In 1867 a Bulgarian school was opened in the Arapovo Monastery”, explains the monastery's acting abbot, Father Dobromir Kostov. “It had prominent enlightenment figures involved in the National Liberation Movement as teachers. According to the newspaper “Macedonia” published in Tsarigrad in this period, 60 children from the surrounding villages and about 40 poor children from Plovdiv were studying at the monastery at that time. In 1872, the Metropolitan of Plovdiv Panaret, who was also the first Bulgarian bishop appointed by the Bulgarian Exarchate, emphasized in a speech he gave that the great role of the Arapovo Monastery in the preservation of the Orthodox faith and the Bulgarian identity was its educational activity. It had a beneficial effect on the local population and helped people withstand pagan customs and superstitions. At that time, a printing workshop began to operate in the monastery, in which icons and lithographs were printed, some of them reaching as far as the towns of Prilep and Veles in Macedonia. Although it emerged late in the Bulgarian Revival period, the Arapovo Monastery of Saint Nedelya occupied a significant place in the three major lines of the Bulgarian Renaissance – new Bulgarian education, church independence, national liberation”.

The construction of the monastery church dedicated to the Holy Martyr Nedelya lasted three years from 1856 to 1859, and its iconography was completed in 1864. The mural decoration was started by the National Revival Period painter Alexi Atanasov from the town of Stanimaka (present-day Asenovgrad), together with his disciple, the future great Revival Period painter and photographer, Georgi Danchov aka Zografina from the town of Chirpan. In the central part of the church, also known as the naos, one can see over 150 scenes from the life of Jesus Christ, Virgin Mary and many saints related to Bulgarian history. Other scenes depict Saint Petka Paraskeva, Saint John of Rila, and also the sufferings of the patron saint of the Holy Monastery – Holy Martyr Nedelya.

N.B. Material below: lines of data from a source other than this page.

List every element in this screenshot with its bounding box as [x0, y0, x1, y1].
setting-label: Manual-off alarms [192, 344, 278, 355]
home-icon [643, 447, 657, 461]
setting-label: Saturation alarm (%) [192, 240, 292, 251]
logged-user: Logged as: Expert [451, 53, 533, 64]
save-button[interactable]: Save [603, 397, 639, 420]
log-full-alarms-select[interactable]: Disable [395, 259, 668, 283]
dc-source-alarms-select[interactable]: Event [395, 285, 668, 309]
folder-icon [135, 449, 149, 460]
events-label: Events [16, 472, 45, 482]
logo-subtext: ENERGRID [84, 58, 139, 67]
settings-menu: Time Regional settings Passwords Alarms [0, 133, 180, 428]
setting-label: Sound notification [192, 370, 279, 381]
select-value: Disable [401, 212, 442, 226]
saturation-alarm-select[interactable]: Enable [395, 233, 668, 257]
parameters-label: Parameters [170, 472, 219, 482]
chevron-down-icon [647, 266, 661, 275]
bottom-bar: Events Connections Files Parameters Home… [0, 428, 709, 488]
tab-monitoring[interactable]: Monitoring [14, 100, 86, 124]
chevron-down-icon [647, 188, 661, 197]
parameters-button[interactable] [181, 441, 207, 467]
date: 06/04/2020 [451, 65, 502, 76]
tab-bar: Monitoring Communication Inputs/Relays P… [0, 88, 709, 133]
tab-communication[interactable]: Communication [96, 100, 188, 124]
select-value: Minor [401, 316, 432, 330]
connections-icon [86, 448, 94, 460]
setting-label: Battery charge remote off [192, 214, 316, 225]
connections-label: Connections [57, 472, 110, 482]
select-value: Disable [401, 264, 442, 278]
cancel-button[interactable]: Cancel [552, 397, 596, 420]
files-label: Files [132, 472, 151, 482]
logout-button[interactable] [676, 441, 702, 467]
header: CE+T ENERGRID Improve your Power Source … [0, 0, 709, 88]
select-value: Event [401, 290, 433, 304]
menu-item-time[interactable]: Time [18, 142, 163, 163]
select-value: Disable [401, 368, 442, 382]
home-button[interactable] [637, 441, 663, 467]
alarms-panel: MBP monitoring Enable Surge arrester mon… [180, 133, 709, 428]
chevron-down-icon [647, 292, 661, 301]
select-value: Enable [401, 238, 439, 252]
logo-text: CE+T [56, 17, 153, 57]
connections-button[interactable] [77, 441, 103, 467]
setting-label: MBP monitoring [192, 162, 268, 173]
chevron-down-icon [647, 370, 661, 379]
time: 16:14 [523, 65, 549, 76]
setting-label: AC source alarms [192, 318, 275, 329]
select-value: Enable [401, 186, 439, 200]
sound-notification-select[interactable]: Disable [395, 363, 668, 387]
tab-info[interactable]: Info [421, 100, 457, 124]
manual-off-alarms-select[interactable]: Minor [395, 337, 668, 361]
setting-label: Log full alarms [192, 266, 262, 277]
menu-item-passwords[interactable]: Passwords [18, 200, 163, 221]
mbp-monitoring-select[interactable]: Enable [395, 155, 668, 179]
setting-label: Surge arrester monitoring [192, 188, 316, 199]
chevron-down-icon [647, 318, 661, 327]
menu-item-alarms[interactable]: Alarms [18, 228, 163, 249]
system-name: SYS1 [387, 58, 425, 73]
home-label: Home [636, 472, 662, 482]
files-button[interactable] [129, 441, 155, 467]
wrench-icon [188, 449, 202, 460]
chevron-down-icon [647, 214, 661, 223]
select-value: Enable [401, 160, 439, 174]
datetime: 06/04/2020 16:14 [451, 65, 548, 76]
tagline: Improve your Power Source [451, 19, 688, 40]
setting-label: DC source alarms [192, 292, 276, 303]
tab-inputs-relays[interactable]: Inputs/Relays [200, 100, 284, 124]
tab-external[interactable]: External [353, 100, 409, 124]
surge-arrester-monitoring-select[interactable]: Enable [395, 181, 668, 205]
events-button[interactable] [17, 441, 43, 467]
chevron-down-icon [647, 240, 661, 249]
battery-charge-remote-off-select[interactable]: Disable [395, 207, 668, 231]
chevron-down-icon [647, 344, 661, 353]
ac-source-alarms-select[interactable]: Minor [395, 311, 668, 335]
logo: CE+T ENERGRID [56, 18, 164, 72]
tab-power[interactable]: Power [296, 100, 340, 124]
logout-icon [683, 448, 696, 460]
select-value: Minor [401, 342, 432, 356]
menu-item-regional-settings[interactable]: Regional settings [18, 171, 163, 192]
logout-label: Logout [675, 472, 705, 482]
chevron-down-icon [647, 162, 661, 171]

“The chief iconographer Georgi Danchov, imbued with high patriotic feelings, looks back at Bulgarian history and creates for the first time in Bulgaria a whole series of scenes depicting the praiseworthy deed of the creators of the Slavic alphabet, the brothers Cyril and Methodius”,  Father Dobromir goes on to say. “Scenes from their lives showing how they are preaching among the people and baptize the Holy Prince Boris, in the presence of all noblemen and his sons, are recreated by the painter also in the chapel of the monastery holy spring erected in 1859.

There he also painted the disciples of the holy brethren - Kliment, Naum, Gorazd, Sava, and Angelarius. Recalling the glorious times in which Bulgarians had their kingdom and church, their literature and culture, the desire of icon painters was to awaken the national consciousness of the Bulgarian people. Moreover, the Arapovo Monastery rises in close proximity to Stanimaka, present-day Asenovgrad, which was one of the active centres of the Greek influence at the time”.

One can also see a three-storey residential tower in the monastery's yard, intended to give shelter to the monks and the inhabitants of the monastery in the turbulent times when Bulgaria was under the Ottoman rule. For this reason, the first two floors are made of stone masonry, as there are loopholes for self-defence cut into the stone on the first floor. The third floor is designed as a dwelling as its architecture is typical of the 19th century. On its northern outer wall, a mural depicts the victory of the biblical hero Samson over the lion. Through this allegory of the biblical legend, the author of the composition wanted to give confidence to the Bulgarian people against their oppressors. The defence structure is known by the name of the Tower of Angel Voivode, since the funds for its construction were donated precisely by the champion of the people, Angel Voivode, who operated with his band of haiduks in the area and guarded the Rhodope Mountains from the Ottomans until 1860.